All of the foregoing is without prejudice to the findings the Court will make after conducting the fairness hearing, at which time all objections or arguments in opposition to the proposed settlements will be heard and considered and proponents must discharge their burden to prove that the proposed settlement agreements are fair and reasonable.

So Ordered.

. See Manual for Complex Litigation, § 1.46 at 60 (5th ed. 1982) ("There is some doubt that this practice is authorized by Rule 23 as amended, even if one concedes that the courts are expected to develop new methods of employing the amended Rule 23").

. See e.g., Weinberger v. Kendrick, 698 F.2d 61 (2d Cir.1982), cert. denied, — U.S. -, 104 S.Ct. 77, 78 L.Ed.2d 89 (1984); Plummer v. Chemical Bank, 668 F.2d 654 (2d Cir.1982); In re Beef Industry Antitrust Litigation, 607 F.2d 167 (5th Cir.1979), cert. denied, 425 U.S. 905, 101 S.Ct. 3029, 69 L.Ed.2d 405 (1981); Girsh v. Jepson, 521 F.2d 153 (3rd Cir.1975); Grunin v. International House of Pancakes, 513 F.2d 114 (8th Cir.), cert. denied, 423 U.S. 864, 96 S.Ct. 124, 46 L.Ed.2d 93 (1975); City of Detroit v. Grinnell, 495 F.2d 448 (2d Cir.1974); Brucker v. Thyssen-Bronemisza Europe N. V., 424 F.Supp. 679 (S.D. N.Y.1976), aff’d, 559 F.2d 1202 (2d Cir.1977); Voege v. Ackerman, 67 F.R.D. 432 (S.D.N.Y. 1975); West Virginia v. Chas. Pfizer & Co., 314 F.Supp. 710 (S.D.N.Y.1970), aff’d, 440 F.2d 1079 (2d Cir.), cert. denied, 404 U.S. 871, 92 S.Ct. 81, 30 L.Ed.2d 115 (1971); see also, In re Armored Car Antitrust Litigation, 472 F.Supp. 1357, 1364, n. 5 (N.D.Ga.1979) ("The Manual’s recommendation has, it appears, been more honored by breach than by compliance”), modified and remanded on other grounds, 645 F.2d 488 (5th Cir.1981).

. Plaintiffs steering committee has informed the Court that its investigation had demonstrated many SPDA holders are at or near retirement age. Accordingly, a proposed settlement that offers an early resolution to this contest may be of greater benefit.

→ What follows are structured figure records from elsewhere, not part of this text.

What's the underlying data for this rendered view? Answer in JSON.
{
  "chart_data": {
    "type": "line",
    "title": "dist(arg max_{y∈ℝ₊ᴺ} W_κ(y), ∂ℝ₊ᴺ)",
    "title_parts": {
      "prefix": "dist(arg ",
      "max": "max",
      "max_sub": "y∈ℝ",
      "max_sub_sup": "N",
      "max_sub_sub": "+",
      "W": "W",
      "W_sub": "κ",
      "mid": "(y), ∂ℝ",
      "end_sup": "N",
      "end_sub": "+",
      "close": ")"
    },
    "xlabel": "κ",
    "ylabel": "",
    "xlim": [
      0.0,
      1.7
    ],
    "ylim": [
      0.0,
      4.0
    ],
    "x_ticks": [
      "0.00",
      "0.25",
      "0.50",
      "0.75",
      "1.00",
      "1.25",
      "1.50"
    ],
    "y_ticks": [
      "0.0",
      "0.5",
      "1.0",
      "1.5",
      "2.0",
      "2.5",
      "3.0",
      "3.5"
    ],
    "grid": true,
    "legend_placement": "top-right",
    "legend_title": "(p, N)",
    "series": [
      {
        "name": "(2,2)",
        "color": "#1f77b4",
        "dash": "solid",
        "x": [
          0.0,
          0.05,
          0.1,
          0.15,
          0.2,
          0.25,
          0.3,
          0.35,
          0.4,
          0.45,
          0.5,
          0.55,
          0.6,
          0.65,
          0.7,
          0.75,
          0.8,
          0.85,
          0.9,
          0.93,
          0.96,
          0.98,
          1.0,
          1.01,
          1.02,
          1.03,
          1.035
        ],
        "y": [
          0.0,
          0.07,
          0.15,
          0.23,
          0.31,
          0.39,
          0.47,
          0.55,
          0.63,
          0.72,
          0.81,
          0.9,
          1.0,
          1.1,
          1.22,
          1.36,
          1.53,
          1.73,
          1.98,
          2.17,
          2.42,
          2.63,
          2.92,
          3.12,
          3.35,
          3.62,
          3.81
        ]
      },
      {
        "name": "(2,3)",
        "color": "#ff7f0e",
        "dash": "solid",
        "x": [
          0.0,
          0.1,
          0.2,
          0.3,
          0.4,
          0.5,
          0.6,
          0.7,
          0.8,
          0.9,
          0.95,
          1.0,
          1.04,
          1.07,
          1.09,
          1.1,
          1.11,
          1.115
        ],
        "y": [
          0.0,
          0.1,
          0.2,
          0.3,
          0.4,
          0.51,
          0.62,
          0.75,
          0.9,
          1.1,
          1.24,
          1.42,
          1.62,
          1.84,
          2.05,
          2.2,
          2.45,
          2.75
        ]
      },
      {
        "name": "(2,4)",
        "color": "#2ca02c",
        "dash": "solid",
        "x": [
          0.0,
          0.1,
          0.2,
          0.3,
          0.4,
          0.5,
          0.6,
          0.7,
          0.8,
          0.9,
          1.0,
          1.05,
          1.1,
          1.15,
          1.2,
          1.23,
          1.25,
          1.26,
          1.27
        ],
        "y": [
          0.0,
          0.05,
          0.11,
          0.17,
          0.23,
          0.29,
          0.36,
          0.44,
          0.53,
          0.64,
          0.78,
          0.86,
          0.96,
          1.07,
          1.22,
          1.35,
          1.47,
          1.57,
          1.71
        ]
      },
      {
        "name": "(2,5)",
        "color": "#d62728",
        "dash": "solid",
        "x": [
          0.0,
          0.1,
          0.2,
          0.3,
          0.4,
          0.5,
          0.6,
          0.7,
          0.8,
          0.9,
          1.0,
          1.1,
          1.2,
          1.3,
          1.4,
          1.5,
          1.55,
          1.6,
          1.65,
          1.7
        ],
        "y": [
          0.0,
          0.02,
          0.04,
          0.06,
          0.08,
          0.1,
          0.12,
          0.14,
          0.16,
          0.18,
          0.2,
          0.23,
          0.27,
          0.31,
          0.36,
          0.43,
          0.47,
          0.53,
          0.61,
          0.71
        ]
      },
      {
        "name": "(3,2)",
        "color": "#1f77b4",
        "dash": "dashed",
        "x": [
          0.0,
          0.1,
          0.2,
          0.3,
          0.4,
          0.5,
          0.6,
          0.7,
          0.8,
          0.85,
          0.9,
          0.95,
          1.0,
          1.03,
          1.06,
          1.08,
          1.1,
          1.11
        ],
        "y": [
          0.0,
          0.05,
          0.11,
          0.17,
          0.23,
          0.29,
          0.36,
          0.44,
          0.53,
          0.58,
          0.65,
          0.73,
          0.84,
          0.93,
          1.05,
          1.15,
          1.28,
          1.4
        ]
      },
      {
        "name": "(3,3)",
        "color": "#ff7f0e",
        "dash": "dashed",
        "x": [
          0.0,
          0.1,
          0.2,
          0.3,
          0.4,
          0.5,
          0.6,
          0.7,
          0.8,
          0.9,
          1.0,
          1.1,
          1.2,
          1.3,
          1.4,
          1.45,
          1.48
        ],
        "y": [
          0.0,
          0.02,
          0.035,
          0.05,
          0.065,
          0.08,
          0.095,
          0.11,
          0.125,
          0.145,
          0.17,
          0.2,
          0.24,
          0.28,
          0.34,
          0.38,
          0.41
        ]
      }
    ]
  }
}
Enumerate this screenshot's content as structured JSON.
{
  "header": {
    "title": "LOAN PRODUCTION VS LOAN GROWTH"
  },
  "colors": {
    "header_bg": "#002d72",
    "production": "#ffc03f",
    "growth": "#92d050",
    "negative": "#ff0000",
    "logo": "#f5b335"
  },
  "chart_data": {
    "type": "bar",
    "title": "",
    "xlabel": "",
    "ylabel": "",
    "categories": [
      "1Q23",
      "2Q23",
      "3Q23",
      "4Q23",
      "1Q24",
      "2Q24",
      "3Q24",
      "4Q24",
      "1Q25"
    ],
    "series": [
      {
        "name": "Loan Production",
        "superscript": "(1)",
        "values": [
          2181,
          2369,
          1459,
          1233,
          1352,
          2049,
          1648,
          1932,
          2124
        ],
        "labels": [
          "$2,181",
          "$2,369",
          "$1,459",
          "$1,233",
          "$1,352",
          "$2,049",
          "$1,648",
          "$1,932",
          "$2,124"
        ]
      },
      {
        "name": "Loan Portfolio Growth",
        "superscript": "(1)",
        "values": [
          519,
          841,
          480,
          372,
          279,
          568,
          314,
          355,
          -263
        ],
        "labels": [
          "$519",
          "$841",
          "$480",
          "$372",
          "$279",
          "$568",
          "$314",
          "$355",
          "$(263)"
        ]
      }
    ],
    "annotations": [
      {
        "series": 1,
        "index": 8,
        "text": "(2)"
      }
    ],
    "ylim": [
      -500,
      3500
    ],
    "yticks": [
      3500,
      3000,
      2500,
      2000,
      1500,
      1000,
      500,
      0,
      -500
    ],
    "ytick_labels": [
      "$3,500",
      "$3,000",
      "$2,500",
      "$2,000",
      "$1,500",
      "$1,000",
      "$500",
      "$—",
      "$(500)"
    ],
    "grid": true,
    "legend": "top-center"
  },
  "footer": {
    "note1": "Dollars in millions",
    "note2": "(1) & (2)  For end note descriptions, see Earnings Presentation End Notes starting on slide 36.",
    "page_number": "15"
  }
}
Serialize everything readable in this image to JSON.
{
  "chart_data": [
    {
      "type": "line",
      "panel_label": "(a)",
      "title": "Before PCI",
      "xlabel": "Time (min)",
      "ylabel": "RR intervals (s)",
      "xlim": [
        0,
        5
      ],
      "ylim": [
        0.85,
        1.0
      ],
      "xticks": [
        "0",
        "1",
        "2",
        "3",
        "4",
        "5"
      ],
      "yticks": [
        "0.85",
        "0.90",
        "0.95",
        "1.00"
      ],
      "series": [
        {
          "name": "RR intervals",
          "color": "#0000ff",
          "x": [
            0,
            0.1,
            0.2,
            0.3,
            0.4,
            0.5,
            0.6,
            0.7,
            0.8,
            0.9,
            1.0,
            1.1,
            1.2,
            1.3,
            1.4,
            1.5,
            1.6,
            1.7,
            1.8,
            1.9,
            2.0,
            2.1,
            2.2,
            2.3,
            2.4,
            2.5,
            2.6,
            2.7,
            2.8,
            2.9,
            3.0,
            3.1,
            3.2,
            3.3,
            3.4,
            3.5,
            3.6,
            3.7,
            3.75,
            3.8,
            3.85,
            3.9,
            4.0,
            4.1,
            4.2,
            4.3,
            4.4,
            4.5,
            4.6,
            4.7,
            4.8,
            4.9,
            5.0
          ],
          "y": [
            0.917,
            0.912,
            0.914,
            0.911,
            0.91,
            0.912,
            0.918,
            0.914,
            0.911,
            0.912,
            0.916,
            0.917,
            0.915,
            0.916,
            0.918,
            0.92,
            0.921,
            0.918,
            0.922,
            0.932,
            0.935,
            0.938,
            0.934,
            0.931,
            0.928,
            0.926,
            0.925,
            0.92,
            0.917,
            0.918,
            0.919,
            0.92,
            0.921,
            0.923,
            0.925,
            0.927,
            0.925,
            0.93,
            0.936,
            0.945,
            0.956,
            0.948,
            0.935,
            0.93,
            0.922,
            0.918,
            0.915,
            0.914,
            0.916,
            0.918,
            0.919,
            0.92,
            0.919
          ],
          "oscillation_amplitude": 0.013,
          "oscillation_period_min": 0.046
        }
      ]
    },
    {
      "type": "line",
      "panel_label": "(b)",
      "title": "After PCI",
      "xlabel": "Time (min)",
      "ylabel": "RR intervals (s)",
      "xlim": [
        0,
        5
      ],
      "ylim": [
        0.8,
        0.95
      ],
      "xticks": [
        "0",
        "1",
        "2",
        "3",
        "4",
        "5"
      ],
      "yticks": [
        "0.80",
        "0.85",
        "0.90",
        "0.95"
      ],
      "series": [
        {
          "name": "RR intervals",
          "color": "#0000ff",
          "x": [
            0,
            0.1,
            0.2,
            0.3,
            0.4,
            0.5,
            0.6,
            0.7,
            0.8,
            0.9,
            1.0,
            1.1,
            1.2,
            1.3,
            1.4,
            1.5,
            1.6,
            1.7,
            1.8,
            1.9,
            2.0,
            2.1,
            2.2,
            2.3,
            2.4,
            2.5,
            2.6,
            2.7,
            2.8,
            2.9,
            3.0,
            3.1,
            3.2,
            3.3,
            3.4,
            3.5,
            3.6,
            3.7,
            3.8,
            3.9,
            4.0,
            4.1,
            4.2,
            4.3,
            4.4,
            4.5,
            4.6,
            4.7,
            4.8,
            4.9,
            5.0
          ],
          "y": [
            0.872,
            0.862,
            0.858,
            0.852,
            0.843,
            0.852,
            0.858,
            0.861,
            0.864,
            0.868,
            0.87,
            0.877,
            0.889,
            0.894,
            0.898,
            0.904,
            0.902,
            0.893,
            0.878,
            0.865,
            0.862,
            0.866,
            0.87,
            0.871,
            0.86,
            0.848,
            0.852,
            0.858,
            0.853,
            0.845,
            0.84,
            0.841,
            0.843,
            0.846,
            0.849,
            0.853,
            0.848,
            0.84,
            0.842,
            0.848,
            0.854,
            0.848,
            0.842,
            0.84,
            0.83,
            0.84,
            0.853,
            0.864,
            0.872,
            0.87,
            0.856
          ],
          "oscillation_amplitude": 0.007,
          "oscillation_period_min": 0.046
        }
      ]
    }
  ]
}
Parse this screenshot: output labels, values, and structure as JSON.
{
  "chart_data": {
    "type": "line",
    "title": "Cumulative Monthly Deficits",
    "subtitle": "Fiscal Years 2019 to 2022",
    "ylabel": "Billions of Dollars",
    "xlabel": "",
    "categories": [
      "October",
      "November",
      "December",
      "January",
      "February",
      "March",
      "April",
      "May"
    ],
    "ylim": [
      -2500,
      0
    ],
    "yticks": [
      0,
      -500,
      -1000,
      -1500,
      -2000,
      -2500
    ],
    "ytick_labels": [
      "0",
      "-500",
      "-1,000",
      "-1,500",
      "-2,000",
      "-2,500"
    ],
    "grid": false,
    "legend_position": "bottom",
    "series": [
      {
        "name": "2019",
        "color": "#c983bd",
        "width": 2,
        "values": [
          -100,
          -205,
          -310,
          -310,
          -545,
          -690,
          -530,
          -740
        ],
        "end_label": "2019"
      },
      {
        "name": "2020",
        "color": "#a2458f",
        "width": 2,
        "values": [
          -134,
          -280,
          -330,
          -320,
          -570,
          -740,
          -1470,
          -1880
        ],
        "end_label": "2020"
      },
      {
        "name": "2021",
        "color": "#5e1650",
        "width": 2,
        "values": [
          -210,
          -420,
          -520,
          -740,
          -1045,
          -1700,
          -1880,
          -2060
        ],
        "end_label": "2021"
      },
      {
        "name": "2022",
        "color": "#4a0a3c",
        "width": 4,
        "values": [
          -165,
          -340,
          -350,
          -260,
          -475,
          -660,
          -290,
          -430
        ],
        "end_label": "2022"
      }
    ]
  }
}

. Of passing interest in any discussion of the need for discovery is the fact that the settlement negotiations have been conducted concurrently with the development of rehabilitation plans by court appointed rehabilitators in Indiana and Arkansas. The Indiana and Arkansas courts held public hearings in January, 1984. They approved rehabilitation plans by orders entered on March 23, 1984 and April 2, 1984 in Arkansas and by an order entered on May 23, 1984 in Indiana. All SPDA holders received information concerning the rehabilitation plans and the various options available under them in June, 1984.